The reduced productivity of longshore labor due to the coronavirus disease 2019 (COVID-19) has contributed to the vessel delays, which are averaging 7.3 days in the port complex, according to the Signal platform, published daily by the Port of Los Angeles.
The ports are working with trans-Pacific carriers to reduce the load on Southern California until volumes return to normal. Gene Seroka, executive director of the Port of Los Angeles, told JOC.com he is working with carriers and terminal operators to “meter” import volumes until the ports catch up. Hapag-Lloyd has announced structural blank sailings to Southern California in February and CMA CGM is dropping Los Angeles from a trans-Pacific string to make Oakland the first call inbound from Asia, followed by Seattle-Tacoma.
Alan McCorkle, president and CEO of Yusen Terminals in Los Angeles, said the fact that the terminals have handled near-record container volumes the last six months without experiencing total gridlock shows they have the physical capacity to move peak-season volumes, provided those peak seasons don’t last for six consecutive months. He predicts a return to normalcy in May or June.
Scott Schoenfeld, general manager of Fenix Marine Services in Los Angeles, said Fenix is showing signs of improvement, so he is optimistic that congestion relief could come as early as April.
“Our container yard has a lot more daylight,” he said. Container density within the yard is not as great as it was late last year, and more truckers are able to take delivery of containers each day.
However, container volumes remain elevated, and that should continue for at least the next month as extra-loader vessels continue to arrive in Southern California.
Jon Monroe, who serves as a consultant to non-vessel-operating common carriers (NVOs), told JOC.com that carriers in the eastbound trans-Pacific have deployed or will deploy 10 extra-loaders in February, all of them to Los Angeles-Long Beach.
Monroe noted that although more factories in China than usual will attempt this month to maintain at least partial operations in order to clear the backlog of merchandise that has accumulated at their facilities, the total volumes in the eastbound trans-Pacific in the coming two months should be somewhat less than they were the past six months.
The 1.8 billion square feet of industrial and distribution space throughout Southern California is not completely filled to capacity, as it was last fall before holiday-season merchandise was moved out to stores across the country, Weiss said. Nevertheless, space availability at warehouses and distribution facilities is a mixed bag.

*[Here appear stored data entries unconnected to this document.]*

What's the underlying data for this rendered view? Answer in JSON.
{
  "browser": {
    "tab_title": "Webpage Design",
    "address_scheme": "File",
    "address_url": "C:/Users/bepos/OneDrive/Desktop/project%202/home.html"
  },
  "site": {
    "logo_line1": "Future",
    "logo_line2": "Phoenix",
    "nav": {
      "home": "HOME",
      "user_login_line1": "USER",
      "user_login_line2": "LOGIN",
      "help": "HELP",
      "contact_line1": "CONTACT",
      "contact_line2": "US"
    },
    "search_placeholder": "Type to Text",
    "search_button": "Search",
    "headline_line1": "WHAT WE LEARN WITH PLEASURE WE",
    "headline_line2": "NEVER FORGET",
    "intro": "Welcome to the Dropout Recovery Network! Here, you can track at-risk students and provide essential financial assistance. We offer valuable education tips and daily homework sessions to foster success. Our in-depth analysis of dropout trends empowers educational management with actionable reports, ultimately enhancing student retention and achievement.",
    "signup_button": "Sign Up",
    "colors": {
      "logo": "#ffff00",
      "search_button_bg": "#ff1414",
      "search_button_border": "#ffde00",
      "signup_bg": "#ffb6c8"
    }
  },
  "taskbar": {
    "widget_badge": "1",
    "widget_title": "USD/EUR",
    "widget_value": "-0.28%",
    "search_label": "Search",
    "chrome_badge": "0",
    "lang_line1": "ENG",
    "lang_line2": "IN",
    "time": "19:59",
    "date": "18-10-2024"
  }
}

“Some are slammed, others are running well. I’d say it’s 50-50,” Weiss said.
Productivity is generally down and labor shortages due to COVID-19 are common at warehouses throughout the region, while at the same time volumes remain exceptionally strong, Weiss said.
“Everyone I am talking to is experiencing record volumes, record growth, but everyone’s upping their game to handle it,” Weiss said.
Weston LaBar, CEO of the Harbor Trucking Association, said drayage capacity is tight and worker availability is challenged at the both ends of truckers’ routes, the marine terminals and the distribution warehouses. However, workers will return in larger numbers when they feel it is safe to do so.
“The single biggest thing we can do is vaccinate,” LaBar said.